Thursday, October 29, 2009

Packard Plant

Recently, Jason Linkins featured an article by Thomas Morton that ridiculed the standard Decadent Detroit journalist’s tour that always includes a photograph of the closed Packard plant on East Grand Boulevard. The deluxe, VIP version of the standard tourist itinerary is the one followed by Ralph Nader and Ross Perot, the one that includes a few private conversations with "real natives" that leave them experts on the state of the automotive industry.

Stale as it gets, the Packard plant does, in fact, symbolize everything that was once good about the automotive industry and much that’s bad about the city.

The building, designed in 1905 by Alfred Kahn, was the first to use reinforced concrete. His early factories were several floors high, and strong enough to support the weight of vehicle production and assembly. After the perfection of distributed electric systems, Kahn built the first modern glass and concrete, one-story plant for Dodge in Warren in 1937.

He innovated in materials, construction techniques, and design. More important, Kahn didn’t retire after making one contribution or simply cash in on his contacts with commissions for private estates, but continued to experiment with industrial architecture. However desolate, his Packard plant still stands after more than a hundred years, and until recently, it could have been renovated.

Although Packard Motor Car Company, then part of Studebaker, closed in 1956, the final destruction of the building is recent. In 1960, the compound was converted into an industrial park that degenerated into a half-vacant warren of small businesses, while the neighborhood, near an interstate, became increasingly more dangerous. Young people used it for raves and paint ball fights.
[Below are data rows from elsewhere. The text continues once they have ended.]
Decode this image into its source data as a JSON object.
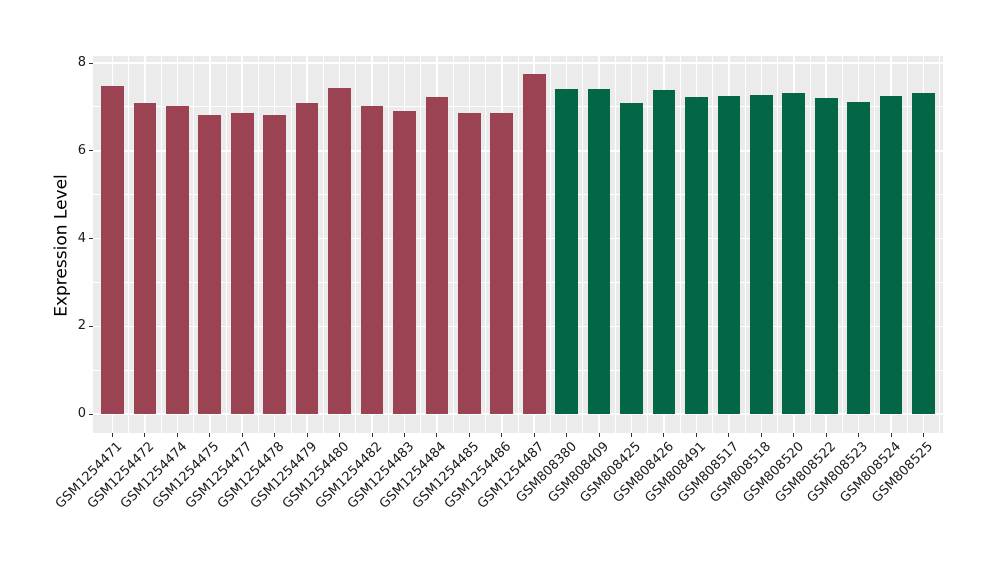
{
  "figure": {
    "background": "#ffffff",
    "panel_bg": "#ebebeb",
    "grid_color": "#ffffff",
    "tick_color": "#333333",
    "text_color": "#1a1a1a"
  },
  "chart_data": {
    "type": "bar",
    "title": "",
    "xlabel": "",
    "ylabel": "Expression Level",
    "ylim": [
      0,
      8.16
    ],
    "yticks": [
      0,
      2,
      4,
      6,
      8
    ],
    "yticks_minor": [
      1,
      3,
      5,
      7
    ],
    "grid": "white major+minor gridlines on gray panel, legend absent",
    "categories": [
      "GSM1254471",
      "GSM1254472",
      "GSM1254474",
      "GSM1254475",
      "GSM1254477",
      "GSM1254478",
      "GSM1254479",
      "GSM1254480",
      "GSM1254482",
      "GSM1254483",
      "GSM1254484",
      "GSM1254485",
      "GSM1254486",
      "GSM1254487",
      "GSM808380",
      "GSM808409",
      "GSM808425",
      "GSM808426",
      "GSM808491",
      "GSM808517",
      "GSM808518",
      "GSM808520",
      "GSM808522",
      "GSM808523",
      "GSM808524",
      "GSM808525"
    ],
    "values": [
      7.48,
      7.08,
      7.02,
      6.81,
      6.87,
      6.81,
      7.1,
      7.43,
      7.03,
      6.9,
      7.22,
      6.87,
      6.85,
      7.74,
      7.41,
      7.41,
      7.09,
      7.39,
      7.22,
      7.24,
      7.26,
      7.31,
      7.2,
      7.12,
      7.24,
      7.31
    ],
    "bar_groups": [
      "maroon",
      "maroon",
      "maroon",
      "maroon",
      "maroon",
      "maroon",
      "maroon",
      "maroon",
      "maroon",
      "maroon",
      "maroon",
      "maroon",
      "maroon",
      "maroon",
      "green",
      "green",
      "green",
      "green",
      "green",
      "green",
      "green",
      "green",
      "green",
      "green",
      "green",
      "green"
    ],
    "group_colors": {
      "maroon": "#9b4352",
      "green": "#026647"
    }
  }
}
In the late 1990's, the state held title to much of the adjoining property from unpaid taxes. In 1997, Detroit’s mayor, Dennis Archer, or his cronies, thought they saw an opportunity to convert the land into an Empowerment Zone with tax breaks, and began foreclosure proceedings for the million plus dollars owed the city in back taxes.

The next year, the state’s Department of Community Health was asked to evaluate the hazards at the 35-acre brown field. It determined the worst problems were asbestos, lead paint, bird droppings, tires and bales of plastic waste, costly to remediate, but not serious.

While the unnamed owners were fighting for title in court, the city evicted the tenants of Motor City Industrial Park, erected a protective fence, and posted guards.

Two years ago, the state supreme court ruled the owners had paid just enough of their taxes to retain ownership. The sitting mayor, Kwame Kilpatrick, removed the city’s guards, and vandals moved in with welding torches to strip out steel beams. The fire department is called several times a month, but now limits its efforts to protecting the area, because the buildings have become too dangerous.

The names of the new owners aren’t published, but are known to include Romel Casab, a bottom feeding land speculator, and are suspected to include Dominic Cristini, a convicted drug dealer. When the netherworld moves in, a site is doomed. In the years when Archer was mayor, my hometown was discovering one of its abandoned industrial sites had been systematically used for illegal chemical dumping and qualified as a superfund site.

The stand-off between rivals with different visions for creating personal wealth that negate each other and result in nothing is one enduring city trait the Packard Plant symbolizes. After 50 years, no one has even been able to tear it down as a public health nuisance, not even when Detroit was using urban development funds after the riots to reduce most of the city’s landscape to barren rubble.

However, the magazine story that prompted Morton’s outrage hasn’t been without its benefits. Earlier this month, Senate majority leader Harry Reid used it to justify giving four states special consideration in the evolving health care bill. He said "The cover of Time magazine shows a dilapidated city, dilapidated streets, the debris covering the road and windows knocked out of abandoned buildings. It looks like a ghost town" and then made sure his home state of Nevada was the one that got the Medicaid break.

Notes:
Cruz, John. "Welcome to Mt. Palmer: A look Inside Detroit’s Most Dangerous Neighborhood," posted on his cruzweb.net site.

Guthrie, Doug. "City Loses Site Fight: State Court Denies Detroit's Packard Title Bid," The Detroit News, 2 February 2007.

Linkins, Jason. "Getting The Detroit Story Right," Huffington Post, 29 September 2009.

McGraw, Bill. "Historic Auto Plant Shows Signs of Life," Detroit Free Press, 27 April 2008.

Michigan Department of Community Health. "Health Consultation, Packard Plant, Detroit, Wayne County, Michigan," 23 March 1998, posted on United States Agency for Toxic Substances and Disease Registry website.

Shepardson, David. "Senate's Top Democrat Pushes Bill to Aid Michigan," The Detroit News, 1 October 2009.